The Golden Eagle is an endangered bird in the state of New Hampshire. With an impressive wingspan of up to 9 feet long, it is hard to miss a Golden Eagle flying in the sky. Although, mostly covered in thick brown feathers, it got its name from the golden sheath of feathers that adorns their heads and underside by their feet. Since 1956, there has not been a single successful reproduction of Golden Eagles in NH. With only 3 known historical nests in New Hampshire, reproduction for these birds may be difficult. As well as scarce nesting grounds, Golden Eagles also will not settle in areas where humans are present. They tend to be completely intolerable to interactions with people. When encountering human activity, the eagle will get stressed out; this stress will cause things like reproductive failure and higher mortality rates.
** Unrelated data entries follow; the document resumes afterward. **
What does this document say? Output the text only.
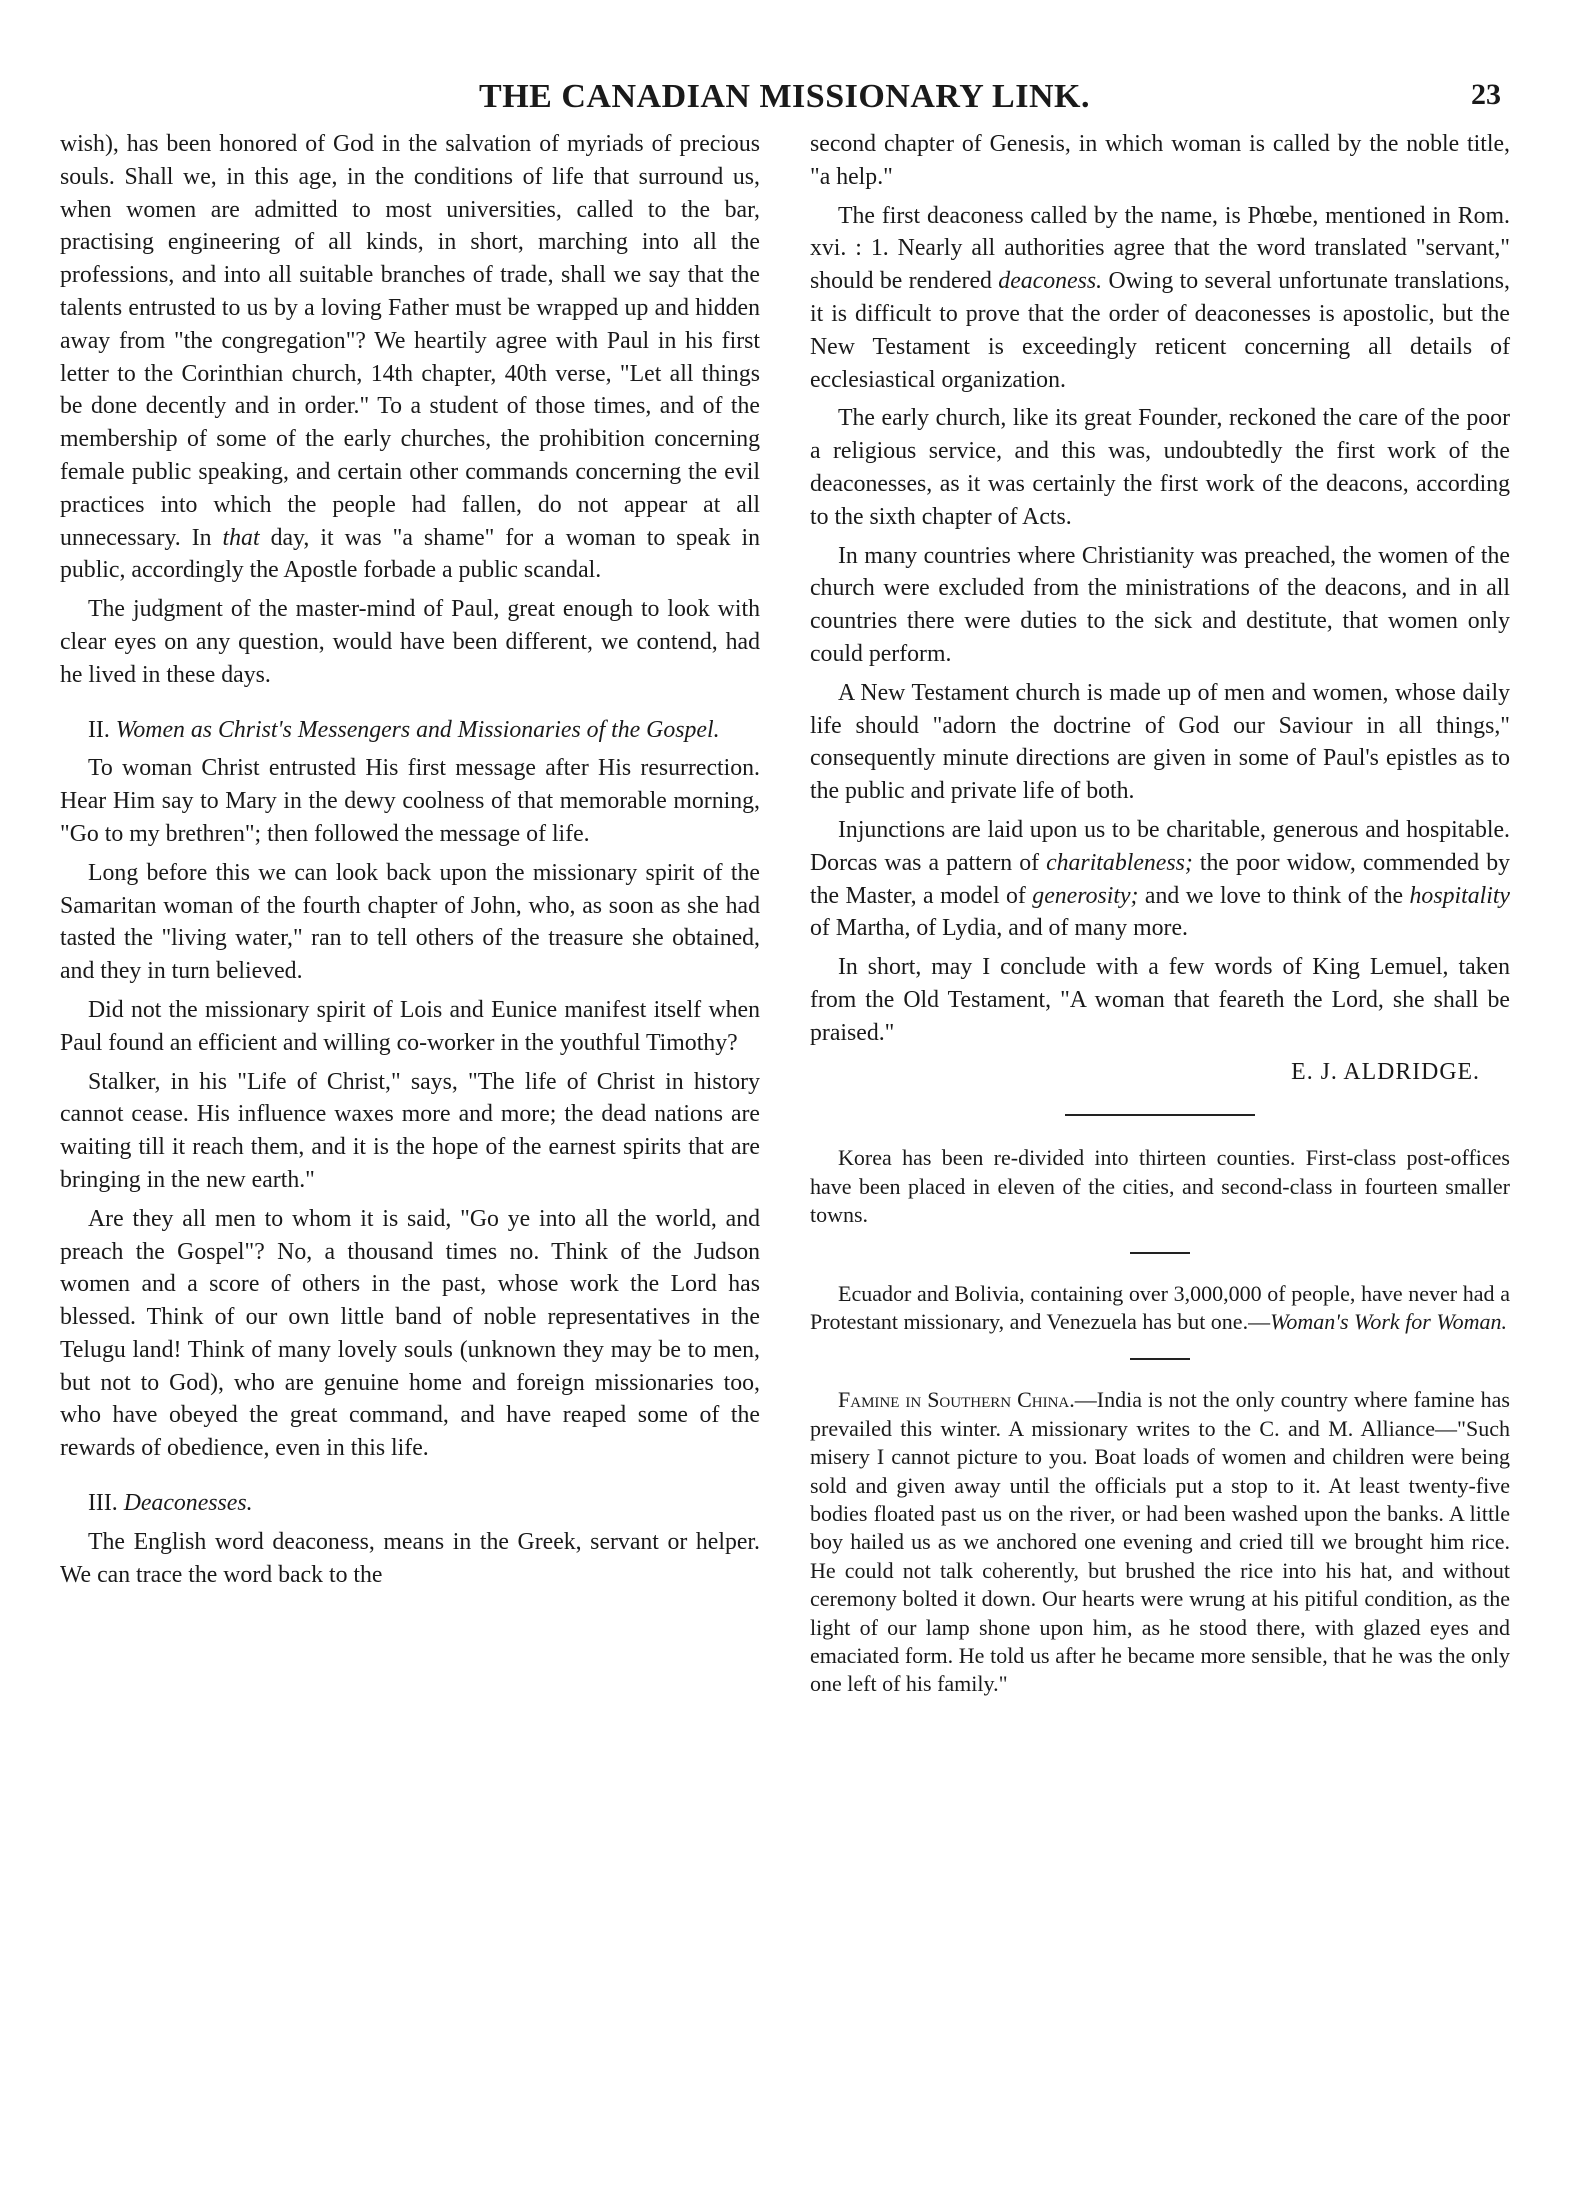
THE CANADIAN MISSIONARY LINK.	23

wish), has been honored of God in the salvation of myriads of precious souls. Shall we, in this age, in the conditions of life that surround us, when women are admitted to most universities, called to the bar, practising engineering of all kinds, in short, marching into all the professions, and into all suitable branches of trade, shall we say that the talents entrusted to us by a loving Father must be wrapped up and hidden away from "the congregation"? We heartily agree with Paul in his first letter to the Corinthian church, 14th chapter, 40th verse, "Let all things be done decently and in order." To a student of those times, and of the membership of some of the early churches, the prohibition concerning female public speaking, and certain other commands concerning the evil practices into which the people had fallen, do not appear at all unnecessary. In that day, it was "a shame" for a woman to speak in public, accordingly the Apostle forbade a public scandal.

The judgment of the master-mind of Paul, great enough to look with clear eyes on any question, would have been different, we contend, had he lived in these days.

II. Women as Christ's Messengers and Missionaries of the Gospel.

To woman Christ entrusted His first message after His resurrection. Hear Him say to Mary in the dewy coolness of that memorable morning, "Go to my brethren"; then followed the message of life.

Long before this we can look back upon the missionary spirit of the Samaritan woman of the fourth chapter of John, who, as soon as she had tasted the "living water," ran to tell others of the treasure she obtained, and they in turn believed.

Did not the missionary spirit of Lois and Eunice manifest itself when Paul found an efficient and willing co-worker in the youthful Timothy?

Stalker, in his "Life of Christ," says, "The life of Christ in history cannot cease. His influence waxes more and more; the dead nations are waiting till it reach them, and it is the hope of the earnest spirits that are bringing in the new earth."

Are they all men to whom it is said, "Go ye into all the world, and preach the Gospel"? No, a thousand times no. Think of the Judson women and a score of others in the past, whose work the Lord has blessed. Think of our own little band of noble representatives in the Telugu land! Think of many lovely souls (unknown they may be to men, but not to God), who are genuine home and foreign missionaries too, who have obeyed the great command, and have reaped some of the rewards of obedience, even in this life.

III. Deaconesses.

The English word deaconess, means in the Greek, servant or helper. We can trace the word back to the

second chapter of Genesis, in which woman is called by the noble title, "a help."

The first deaconess called by the name, is Phœbe, mentioned in Rom. xvi. : 1. Nearly all authorities agree that the word translated "servant," should be rendered deaconess. Owing to several unfortunate translations, it is difficult to prove that the order of deaconesses is apostolic, but the New Testament is exceedingly reticent concerning all details of ecclesiastical organization.

The early church, like its great Founder, reckoned the care of the poor a religious service, and this was, undoubtedly the first work of the deaconesses, as it was certainly the first work of the deacons, according to the sixth chapter of Acts.

In many countries where Christianity was preached, the women of the church were excluded from the ministrations of the deacons, and in all countries there were duties to the sick and destitute, that women only could perform.

A New Testament church is made up of men and women, whose daily life should "adorn the doctrine of God our Saviour in all things," consequently minute directions are given in some of Paul's epistles as to the public and private life of both.

Injunctions are laid upon us to be charitable, generous and hospitable. Dorcas was a pattern of charitableness; the poor widow, commended by the Master, a model of generosity; and we love to think of the hospitality of Martha, of Lydia, and of many more.

In short, may I conclude with a few words of King Lemuel, taken from the Old Testament, "A woman that feareth the Lord, she shall be praised."

E. J. ALDRIDGE.

Korea has been re-divided into thirteen counties. First-class post-offices have been placed in eleven of the cities, and second-class in fourteen smaller towns.

Ecuador and Bolivia, containing over 3,000,000 of people, have never had a Protestant missionary, and Venezuela has but one.—Woman's Work for Woman.

Famine in Southern China.—India is not the only country where famine has prevailed this winter. A missionary writes to the C. and M. Alliance—"Such misery I cannot picture to you. Boat loads of women and children were being sold and given away until the officials put a stop to it. At least twenty-five bodies floated past us on the river, or had been washed upon the banks. A little boy hailed us as we anchored one evening and cried till we brought him rice. He could not talk coherently, but brushed the rice into his hat, and without ceremony bolted it down. Our hearts were wrung at his pitiful condition, as the light of our lamp shone upon him, as he stood there, with glazed eyes and emaciated form. He told us after he became more sensible, that he was the only one left of his family."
Golden Eagles may be endangered in New Hampshire but in other areas of the country where they have migrated to, the population tends to be more stable. Despite being stable in numbers elsewhere, these birds still face a lot of risks that cause decreases in their population. Not only does man pose a big threat to the eagles by possession, take, and causing distress but also man-made things threaten these creatures. The leading cause of death for Golden Eagles is electrocution. Due to their large wingspan, when they fly too close to power lines they are often electrocuted. Also when in flight, Golden Eagles may face serious injury or death because of flying near or into windmills while hunting for prey.
For centuries, the Golden Eagle has been worshiped and admired for the courage and strength they show when they soar through the air and hunt like warriors. Golden Eagles usually eat smaller species like rabbits and foxes but occasionally found hunting larger animals such as deer. The size, sharp eyesight, and killer talons of the Golden Eagle allows for tactful and impressive hunting.